What is it that makes a stock a "solar stock?" What is it that defines "best?"
In one sense, I suppose you could say that Elon Musk's Tesla (NASDAQ:TSLA) has been the best solar stock of the decade. After all, even if it's best known for its Model S, Model X, and Model 3 electric cars, Tesla also owns a solar energy business, building and selling equipment to harvest (solar panels) and store (electric batteries) energy from the sun. And if you're defining "best" as "producing the biggest stock profits," Tesla has been by far the best performing solar stock of the decade, growing 1,876% in value since its IPO on June 29, 2010 at an offer price of $17 a share.
But even as a lawyer, I was never a huge fan of open and shut cases. (Too obvious. Too boring.) So instead of focusing on Tesla, let's examine three companies that fit the bill as "solar stocks" in more interesting ways, and that have also done pretty well for their shareholders over the past decade: Synopsys (NASDAQ:SNPS), Applied Materials (NASDAQ:AMAT), and SolarEdge Technologies (NASDAQ:SEDG).
Based on a screen of several solar power-related companies and comparing their performance over the last 10 years, it turns out that -- aside from Tesla -- these three have been the best performers.
I first became familiar with Synopsys some two decades ago while doing legal work for the company. I was intrigued by the business, and I've kept tabs on Synopsys off and on ever since as it evolved from a relatively simple play on the software used to operate machinery manufacturing computer chips into a bona fide play on the solar energy market.
As a maker of software products used to design and test integrated circuits, Synopsys is best recognized as a supplier to the computer chip and LED industries. But semiconductors are integral to the operation of solar cells as well, and Synopsys offers multiple products supporting this industry, including:
- Its "Solar Cell Utility", which performs optical and electronic simulations for solar cell devices;
- A Solar Tracking Utility that simulates and analyzes the performance of solar collection systems; and
- The Sentaurus Technology Computer-Aided Design (TCAD) "for simulating solar cell characteristics to improve performance."
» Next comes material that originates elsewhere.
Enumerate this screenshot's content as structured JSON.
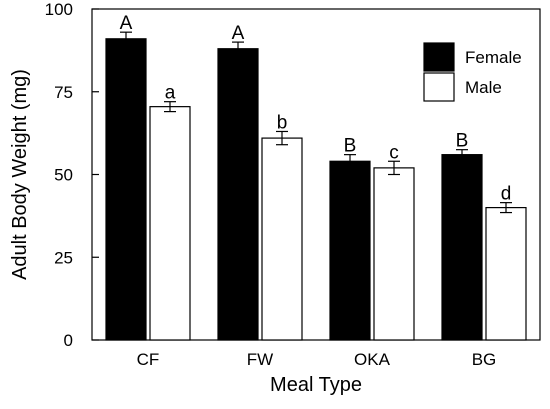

Synopsys doesn't break out its financial results by industry, but even what it does tell us indicates that the business is growing nicely. Revenue grew nearly 150% over the past decade, from $1.4 billion in 2009 to $3.4 billion over the past 12 reported months. Net income has more than tripled to $532 million. And free cash flow is coming along for the ride -- up more than 200% from $200 million in cash profit generated in 2009 to more than $600 million over the past year.
And the stock price? Since the end of 2009, Synopsys stock has recorded a gain of 555%, closing above $134 a share last week.
Another perhaps below-the-radar solar play worth highlighting here is Applied Materials. If Synopsys is far up the solar supply chain -- supplying the software that runs the machines that make the photovoltaics that form the cells that convert sunlight to energy -- then Applied Materials, which makes chip manufacturing machines, is at least one step closer to the solar end user.
It's also been a pretty terrific stock for investors to own this past decade. From 2009 to the last 12 months, Applied Materials nearly tripled its sales to $14.6 billion, and moved from a net loss ($305 million in 2009) to a net profit -- $2.7 billion. Free cash flow has risen in tandem, from about $84 million in cash generated a decade ago to just over $2.8 billion over the last four reported quarters.
Stock-wise, Applied Materials shares have also performed well -- up 313%. And yet, at a price-to-earnings ratio of less than 20, they remain significantly cheaper than Synopsys (which trades for more than 38 times earnings). That's surprising, given that analysts polled by S&P Global Market Intelligence have both companies growing earnings at roughly the same rate over the next five years -- 14.3% annually for Synopsys, and 14.5% for Applied Materials.
It may also mean that over the coming decade, Applied Materials has the better chance of delivering above-average profits to investors.
Last but not least, we come to SolarEdge -- incidentally, the only one of these three stocks that I own in my personal stock portfolio. Also incidentally, SolarEdge is the only one of the three that hasn't actually been publicly traded for a full 10 years.
SolarEdge held its IPO in March 2015 -- but it's already giving other solar stocks a run for their money. Despite having half the time to work with, it's up 304% in less than five years, and neck and neck with Applied Materials in delivering profits to investors.
How has SolarEdge done this? The maker of inverters that convert direct current solar-generated electricity into the alternating current that charges your iPhone has nearly quadrupled its sales since 2015, pulling down $1.3 billion in revenue over the last 12 months. Profits are up 5x in the same period -- $107 million -- and free cash flow has gone from barely breakeven to nearly $175 million generated over the past year.
Going forward, Wall Street analysts see SolarEdge continuing to outgrow other solar stocks. Its earnings are projected to grow 22% annually over the next five years. Whether that will be fast enough to justify the stock's heady 38x P/E ratio remains to be seen. But given the fabulous returns SolarEdge has already generated for stockholders, there's no arguing the company hasn't delivered in spades already -- and earned its place among the best solar stocks of the decade.